Overall, Jordan Burns had a solid showing to help lead his team to both a win over Loyola (MD), and to a berth to the 2021 NCAA Tournament that day. He is a crafty, skilled playmaker that can shoot and handle the basketball, but he will need to improve his decision-making skills on offense, as he’ll need to show that he can effectively run the point at higher levels. In a favorable scenario, Burns could end up being an effective backup point guard in the league, similar to former Golden State Warriors’ point guard, Quinn Cook in the NBA.
Colgate’s 6-5 junior guard, Tucker Richardson also played well in his team’s win over Loyola (MD). He especially played well in the first half, as he excelled as a spot-up shooter, and he showed a knack for making threes from beyond the arc. He also ran off of a ball screen to make a quick, spot-up three early on. Because he was making his threes, he also was able to score off the dribble, as well as off backdoor cuts. He struggled to score on mid-range floaters, but he was effective as a shooter and scorer aside from that. Richardson also displayed solid playmaking skills. He passed and handled the ball well, as he was able to make drive and kick passes to notch assists. On one play though, he threw an inaccurate bounce pass once that trickled out of bounds.

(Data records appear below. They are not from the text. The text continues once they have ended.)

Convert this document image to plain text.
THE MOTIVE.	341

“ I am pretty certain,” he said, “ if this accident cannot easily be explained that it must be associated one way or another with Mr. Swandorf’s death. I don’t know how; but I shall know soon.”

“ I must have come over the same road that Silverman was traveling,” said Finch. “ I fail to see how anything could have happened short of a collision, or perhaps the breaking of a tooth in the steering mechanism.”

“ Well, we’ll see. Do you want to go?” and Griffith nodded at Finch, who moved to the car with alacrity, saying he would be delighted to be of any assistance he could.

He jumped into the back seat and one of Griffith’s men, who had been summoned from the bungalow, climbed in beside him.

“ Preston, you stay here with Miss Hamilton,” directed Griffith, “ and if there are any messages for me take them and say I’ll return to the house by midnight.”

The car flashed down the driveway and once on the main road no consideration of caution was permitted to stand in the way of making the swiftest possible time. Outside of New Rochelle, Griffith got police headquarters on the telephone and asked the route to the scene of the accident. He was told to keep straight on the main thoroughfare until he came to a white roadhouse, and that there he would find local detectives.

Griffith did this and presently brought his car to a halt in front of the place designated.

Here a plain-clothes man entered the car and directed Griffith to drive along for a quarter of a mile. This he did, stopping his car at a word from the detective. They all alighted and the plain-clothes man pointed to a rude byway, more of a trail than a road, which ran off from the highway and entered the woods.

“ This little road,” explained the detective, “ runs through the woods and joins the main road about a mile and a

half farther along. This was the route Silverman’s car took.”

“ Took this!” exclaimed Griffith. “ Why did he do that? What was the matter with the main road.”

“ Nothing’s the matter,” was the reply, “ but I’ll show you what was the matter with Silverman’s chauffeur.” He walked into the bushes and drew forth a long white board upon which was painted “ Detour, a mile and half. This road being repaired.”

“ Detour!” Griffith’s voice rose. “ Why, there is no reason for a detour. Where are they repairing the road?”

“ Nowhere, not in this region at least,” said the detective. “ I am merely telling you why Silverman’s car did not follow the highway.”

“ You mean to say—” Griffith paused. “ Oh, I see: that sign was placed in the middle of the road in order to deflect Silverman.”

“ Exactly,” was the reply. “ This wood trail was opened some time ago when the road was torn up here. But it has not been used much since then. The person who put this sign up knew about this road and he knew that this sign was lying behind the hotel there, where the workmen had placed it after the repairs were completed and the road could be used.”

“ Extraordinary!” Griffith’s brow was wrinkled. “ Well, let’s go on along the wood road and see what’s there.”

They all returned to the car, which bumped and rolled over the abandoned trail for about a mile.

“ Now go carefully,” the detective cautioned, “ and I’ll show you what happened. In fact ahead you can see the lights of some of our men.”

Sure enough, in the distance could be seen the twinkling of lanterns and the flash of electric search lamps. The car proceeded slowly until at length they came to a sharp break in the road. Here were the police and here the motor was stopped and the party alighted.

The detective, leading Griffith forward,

Also, he did a decent job of rebounding the basketball. Richardson was able to get boards on both ends of the floor, and there was one play where he leapt up to get an impressive, one-handed defensive board, as he then quickly pushed the ball up the floor. On one play, he didn’t properly box out his opponent, as his man was still able to get around him to get both the offensive rebound past him, as well as to score a put back on him.
Also, Richardson played satisfactory defense in this game. He would get his hands on passes to get steals and deflections, and he also jumped on a loose ball that a teammate poked away to help his team get another steal. He also would contest threes to force misses, and he also rotated to contest a drive to get a stop another time. Sometimes though, he would give up too much space to shooters, and there would be times where he wouldn’t even contest shots, which would cause him to allow baskets to his opponents. Another time, he was called for an aggressive reach-in foul when defending an opposing ball handler around the midcourt.
Overall, Tucker Richardson is a skilled shooter and playmaker that also was active at getting his hands on balls to help get stops defensively. He doesn’t possess elite physical tools, but he tended to make sound plays on offense. He will need to make a more concerted effort to defend shooters in games, but his ability to shoot and pass the basketball could allow him to carve out a solid playing career in professional basketball one day.